We have mentioned three litigation risk areas above, but there are others out there, such as the growth of class actions and collective redress.  Although litigation risks cannot be eliminated, they can be managed and incorporated into a company’s risk management strategy.  Companies in the LSHC sector and their legal advisors should look ahead to proactively manage their risk environment and exposure, both in terms of current and emerging risks that arise, as customer and shareholder expectations change and the focus of lawmakers shifts towards ESG issues.  

Key elements to consider:

  • Advertisers in the LSHC sector should ensure that their environmental claims are true, accurate and specific, and not unfairly minimise their business’s overall environmental impact.  Claims must either take into account the full lifecycle of a product or service, or must make clear that they only relate to part of that lifecycle.  “Green” imagery, logos and symbols can all contribute to a misleading impression. 
  • Any green claims must be properly substantiated, which in a technical area may involve significant effort and cost.  Any forward-looking claims (i.e. “We’re going Net Zero by 2030”) should be substantiated with a clear, costed plan, committed funds, and a record of on-track progress.
  • Companies in the LSHC sector should seek to maintain good relationships with major shareholders (including understanding and addressing their concerns).  If a company is able to do this and effectively communicate its strategy and how it is maximising value for its shareholders, it may be less susceptible to challenge and shareholder activism.

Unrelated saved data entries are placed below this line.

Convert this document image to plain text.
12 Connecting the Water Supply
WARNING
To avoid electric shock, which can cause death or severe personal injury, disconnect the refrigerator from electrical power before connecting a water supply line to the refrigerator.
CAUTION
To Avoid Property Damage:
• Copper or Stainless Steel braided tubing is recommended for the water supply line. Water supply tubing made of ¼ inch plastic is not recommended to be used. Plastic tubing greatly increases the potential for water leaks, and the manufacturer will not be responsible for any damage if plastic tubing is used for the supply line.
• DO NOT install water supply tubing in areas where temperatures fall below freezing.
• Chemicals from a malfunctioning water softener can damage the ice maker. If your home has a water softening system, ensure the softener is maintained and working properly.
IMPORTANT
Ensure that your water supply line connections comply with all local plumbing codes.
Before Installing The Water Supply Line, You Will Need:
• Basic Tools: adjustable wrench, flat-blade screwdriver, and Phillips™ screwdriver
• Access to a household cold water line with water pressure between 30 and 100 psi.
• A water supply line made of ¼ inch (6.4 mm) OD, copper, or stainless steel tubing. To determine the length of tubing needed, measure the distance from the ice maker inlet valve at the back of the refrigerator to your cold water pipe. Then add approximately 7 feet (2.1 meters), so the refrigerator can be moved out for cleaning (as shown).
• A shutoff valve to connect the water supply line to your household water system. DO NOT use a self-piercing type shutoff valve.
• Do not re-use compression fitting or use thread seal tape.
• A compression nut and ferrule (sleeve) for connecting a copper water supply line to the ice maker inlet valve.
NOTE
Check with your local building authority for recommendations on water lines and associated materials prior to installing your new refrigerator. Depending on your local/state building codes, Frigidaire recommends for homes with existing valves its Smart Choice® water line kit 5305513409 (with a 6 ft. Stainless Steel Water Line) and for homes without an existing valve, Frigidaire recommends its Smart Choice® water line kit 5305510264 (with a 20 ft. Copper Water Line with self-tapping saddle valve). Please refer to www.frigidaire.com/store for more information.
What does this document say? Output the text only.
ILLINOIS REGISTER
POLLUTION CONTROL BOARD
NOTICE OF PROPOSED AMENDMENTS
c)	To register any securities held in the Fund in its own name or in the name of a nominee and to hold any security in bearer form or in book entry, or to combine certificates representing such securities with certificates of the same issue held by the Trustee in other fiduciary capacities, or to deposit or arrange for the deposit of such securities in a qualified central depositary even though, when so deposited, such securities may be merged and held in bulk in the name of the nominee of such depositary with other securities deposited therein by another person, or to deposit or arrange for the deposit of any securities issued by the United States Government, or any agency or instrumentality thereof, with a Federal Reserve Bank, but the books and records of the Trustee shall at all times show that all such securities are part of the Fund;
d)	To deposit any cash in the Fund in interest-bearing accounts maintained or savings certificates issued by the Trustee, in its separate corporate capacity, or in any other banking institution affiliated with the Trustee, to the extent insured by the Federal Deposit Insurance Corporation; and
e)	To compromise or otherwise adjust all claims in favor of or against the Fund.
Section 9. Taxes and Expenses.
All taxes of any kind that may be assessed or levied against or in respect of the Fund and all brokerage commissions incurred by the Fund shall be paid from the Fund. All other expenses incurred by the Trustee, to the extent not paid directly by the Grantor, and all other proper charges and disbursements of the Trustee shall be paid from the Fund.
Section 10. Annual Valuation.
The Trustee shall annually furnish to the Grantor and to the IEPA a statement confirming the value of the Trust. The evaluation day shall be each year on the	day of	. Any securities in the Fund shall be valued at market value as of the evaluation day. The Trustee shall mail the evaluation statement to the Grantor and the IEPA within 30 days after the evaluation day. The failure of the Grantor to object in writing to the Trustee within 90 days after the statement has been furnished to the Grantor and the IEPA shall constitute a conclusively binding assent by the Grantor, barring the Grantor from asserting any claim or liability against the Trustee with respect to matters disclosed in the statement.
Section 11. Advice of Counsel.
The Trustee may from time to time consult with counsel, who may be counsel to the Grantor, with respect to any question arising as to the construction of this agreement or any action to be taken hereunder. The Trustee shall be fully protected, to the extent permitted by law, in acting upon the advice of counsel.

  • Shareholder activist activity across the LSHC sector should be monitored to understand common avenues of attack and to ensure that companies are not vulnerable in these areas.  This includes conducting regular strategic reviews to identify potential areas of challenge and monitoring accordingly.  
  • As part of any corporate transaction, LSHC companies should ensure that ESG due diligence is carried out in relation to environmental claims, with appropriate ESG specific warranties entered into and disclosure given where required.